I was too much horror-stricken to attempt even to soothe him. The anger of blood against blood has an electric power which paralyzes bystanders.

“Listen to me, sir,” he continued, “while I skin this painted viper. I have your oath; you will not reveal. I am an alchemist, sir. Since I was twenty-two years old, I have pursued the wonderful and subtle secret. Yes, to unfold the mysterious Rose guarded with such terrible thorns; to decipher the wondrous Table of Emerald; to accomplish the mystic nuptials of the Red King and the White Queen; to marry them soul to soul and body to body, forever and ever, in the exact proportions of land and water–such has been my sublime aim, such has been the splendid feat that I have accomplished.”

I recognized at a glance, in this incomprehensible farrago, the argot of the true alchemist. Ripley, Flamel, and others have supplied the world, in their works, with the melancholy spectacle of a scientific bedlam.

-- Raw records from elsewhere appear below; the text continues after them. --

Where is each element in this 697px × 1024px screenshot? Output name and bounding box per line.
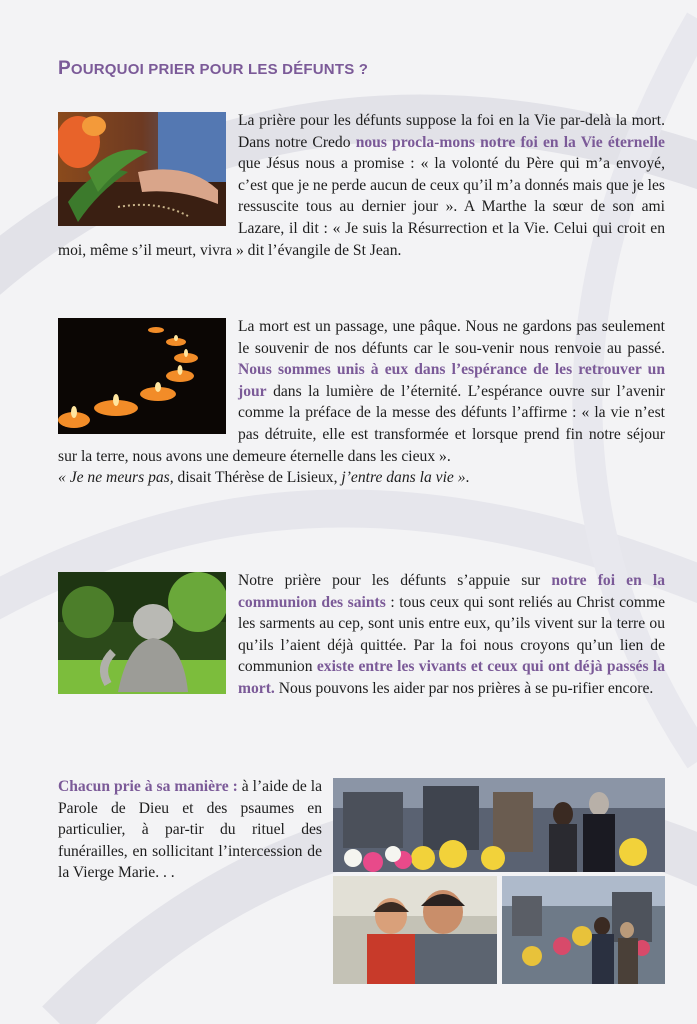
photo-candles [58, 318, 226, 434]
title-initial: P [58, 58, 71, 79]
highlight-communion: notre foi en la communion des saints [238, 572, 665, 611]
section-2: La mort est un passage, une pâque. Nous ne gardons pas seulement le souvenir de nos défunts car le sou-venir nous renvoie au passé. Nous sommes unis à eux dans l’espérance de les retrouver un jour dans la lumière de l’éternité. L’espérance ouvre sur l’avenir comme la préface de la messe des défunts l’affirme : « la vie n’est pas détruite, elle est transformée et lorsque prend fin notre séjour sur la terre, nous avons une demeure éternelle dans les cieux ». « Je ne meurs pas, disait Thérèse de Lisieux, j’entre dans la vie ». [58, 316, 665, 489]
page-title [58, 58, 368, 80]
title-rest: OURQUOI PRIER POUR LES DÉFUNTS ? [70, 61, 369, 78]
section-1: La prière pour les défunts suppose la foi en la Vie par-delà la mort. Dans notre Credo nous procla-mons notre foi en la Vie éternelle que Jésus nous a promise : « la volonté du Père qui m’a envoyé, c’est que je ne perde aucun de ceux qu’il m’a donnés mais que je les ressuscite tous au dernier jour ». A Marthe la sœur de son ami Lazare, il dit : « Je suis la Résurrection et la Vie. Celui qui croit en moi, même s’il meurt, vivra » dit l’évangile de St Jean. [58, 112, 665, 259]
photo-cemetery-couple [333, 778, 665, 872]
section-3: Notre prière pour les défunts s’appuie sur notre foi en la communion des saints : tous ceux qui sont reliés au Christ comme les sarments au cep, sont unis entre eux, qu’ils vivent sur la terre ou qu’ils l’aient déjà quittée. Par la foi nous croyons qu’un lien de communion existe entre les vivants et ceux qui ont déjà passés la mort. Nous pouvons les aider par nos prières à se pu-rifier encore. [58, 570, 665, 700]
section-4: Chacun prie à sa manière : à l’aide de la Parole de Dieu et des psaumes en particulier, à par-tir du rituel des funérailles, en sollicitant l’intercession de la Vierge Marie. . . [58, 778, 323, 882]
highlight-link: existe entre les vivants et ceux qui ont déjà passés la mort. [238, 658, 665, 697]
photo-rosary-hands [58, 112, 226, 226]
photo-angel-statue [58, 572, 226, 694]
highlight-hope: Nous sommes unis à eux dans l’espérance de les retrouver un jour [238, 361, 665, 400]
highlight-faith: nous procla-mons notre foi en la Vie éternelle [355, 133, 665, 151]
highlight-each-prays: Chacun prie à sa manière : [58, 778, 238, 795]
photo-cemetery-people [502, 876, 665, 984]
photo-father-child [333, 876, 497, 984]
therese-quote: « Je ne meurs pas, disait Thérèse de Lisieux, j’entre dans la vie ». [58, 469, 470, 487]
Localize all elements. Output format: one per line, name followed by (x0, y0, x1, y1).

“Two years since,” continued the poor man, growing more and more excited with every word that he uttered–“two years since, I succeeded in solving the great problem–in transmuting the baser metals into gold. None but myself, that girl, and God knows the privations I had suffered up to that time. Food, clothing, air, exercise, everything but shelter, was sacrificed toward the one great end. Success at last crowned my labors. That which Nicholas Flamel did in 1382, that which George Ripley did at Rhodes in 1460, that which Alexander Sethon and Michael Scudivogius did in the seventeenth century, I did in 1856. I made gold! I said to myself, ‘I will astonish New York more than Flamel did Paris.’ He was a poor copyist, and suddenly launched into magnificence. I had scarce a rag to my back: I would rival the Medicis. I made gold every day. I toiled night and morning; for I must tell you that I never was able to make more than a certain quantity at a time, and that by a process almost entirely dissimilar to those hinted at in those books of alchemy I had hitherto consulted. But I had no doubt that facility would come with experience, and that ere long I should be able to eclipse in wealth the richest sovereigns of the earth.